Raramente Giandomenico Vivacqua è stato così appassionatamente presente sulla scena pubblica locale come durante la drammatica vicenda della Cap Anamur. In quei caldissimi giorni di Luglio, mentre ai fedeli veniva impedito di abbracciare il simulacro del Santo Nero e a trentasei uomini di colore veniva impedito di attraccare a Porto Empedocle, Giandomenico Vivacqua ha costituto un punto di riferimento costante e prezioso per un pugno di cittadini indignati.
Del tutto ‘atipico’ è infine il suo rapporto con la politica. Non ha esitato infatti ad accettare una candidatura alle primarie per una battaglia elettorale che si annuncia difficilissima.
Ho accettato proprio perché è così difficile, ha dichiarato, perché il momento politico è per la sinistra così difficile. Giusto: molto più ‘tipico’ è sembrato in questi giorni il gran darsi da fare attorno a lui per guadagnare qualche vantaggio personale, di gruppo e di clan e sputtanare l’immagine del partito.
Ha ragione dunque Capodicasa quando rileva la diversità di Vivacqua. Ma il dirigente diessino ha anche aggiunto che Giandomenico può vincere non malgrado ma proprio grazie alle sue ‘differenze’.
Fa piacere che Angelo Capodicasa lo pensi. Dispiace che non lo abbia pensato quando sono state confezionate le liste per le elezioni politiche nazionali e per quelle regionali.

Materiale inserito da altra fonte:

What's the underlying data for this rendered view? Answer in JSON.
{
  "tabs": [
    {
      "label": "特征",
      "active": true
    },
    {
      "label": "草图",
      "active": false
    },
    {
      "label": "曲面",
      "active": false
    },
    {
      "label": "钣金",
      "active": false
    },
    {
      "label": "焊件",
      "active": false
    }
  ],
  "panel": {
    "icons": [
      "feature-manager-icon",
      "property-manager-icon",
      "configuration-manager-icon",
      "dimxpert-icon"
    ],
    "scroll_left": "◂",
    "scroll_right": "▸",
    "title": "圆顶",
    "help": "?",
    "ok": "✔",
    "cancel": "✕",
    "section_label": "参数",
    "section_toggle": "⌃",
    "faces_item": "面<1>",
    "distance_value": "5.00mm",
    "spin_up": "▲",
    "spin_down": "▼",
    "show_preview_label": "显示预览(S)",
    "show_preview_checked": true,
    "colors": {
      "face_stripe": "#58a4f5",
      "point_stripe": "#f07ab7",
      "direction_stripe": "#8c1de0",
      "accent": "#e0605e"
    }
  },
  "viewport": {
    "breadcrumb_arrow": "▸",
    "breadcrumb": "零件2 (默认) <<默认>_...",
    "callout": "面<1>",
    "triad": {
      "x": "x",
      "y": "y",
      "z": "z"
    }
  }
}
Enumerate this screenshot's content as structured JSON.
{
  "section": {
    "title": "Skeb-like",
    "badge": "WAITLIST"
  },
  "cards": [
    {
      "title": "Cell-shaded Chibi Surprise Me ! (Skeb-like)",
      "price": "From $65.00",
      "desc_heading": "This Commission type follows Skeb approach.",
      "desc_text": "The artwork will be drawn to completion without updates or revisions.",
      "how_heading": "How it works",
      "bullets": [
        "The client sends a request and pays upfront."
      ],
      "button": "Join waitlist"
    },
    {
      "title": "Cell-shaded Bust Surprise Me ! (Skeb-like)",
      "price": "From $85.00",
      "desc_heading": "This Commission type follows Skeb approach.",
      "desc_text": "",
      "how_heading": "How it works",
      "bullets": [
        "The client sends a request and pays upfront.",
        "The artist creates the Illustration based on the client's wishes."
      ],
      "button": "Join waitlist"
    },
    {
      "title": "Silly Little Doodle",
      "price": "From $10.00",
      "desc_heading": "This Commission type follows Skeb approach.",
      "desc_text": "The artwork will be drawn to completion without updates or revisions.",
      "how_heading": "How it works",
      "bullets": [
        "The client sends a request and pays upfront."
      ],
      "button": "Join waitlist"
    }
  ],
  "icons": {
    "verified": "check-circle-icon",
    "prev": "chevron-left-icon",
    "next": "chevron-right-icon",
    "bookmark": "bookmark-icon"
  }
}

Il rammarico accompagna il dubbio che l’attuale gruppo dirigente del centrosinistra provinciale voglia davvero dare inizio ad un processo rapido e coerente di rinnovamento e ricambio. Un ricambio che non dovrebbe essere solo generazionale, ma anche di linguaggi, di sensibilità, di motivazioni ideali.
C’è una centralità mediterranea del nostro territorio, una complicazione di relazioni fra locale e globale, un intreccio di possibili relazioni fra spinte ideali e solidaristiche e concrete opportunità di crescita civile ed economica, rispetto alle quali il ceto politico del centrosinistra siciliano ha misurato una sostanziale incomprensione. La sua sconfitta elettorale è innanzitutto una sconfitta culturale.
Giandomenico Vivacqua è davvero ‘atipico’, nel senso che ha profilato finora il suo impegno intellettuale e civile su quella dimensione dello scenario, su quella novità, rispetto a cui la differenza generazionale si accompagna a un più decisivo scarto di cultura e sensibilità politiche.
Il dubbio di questi giorni è se il vecchio, il passato, nel centrosinistra locale sia davvero disposto a passare, a lasciarsi passare.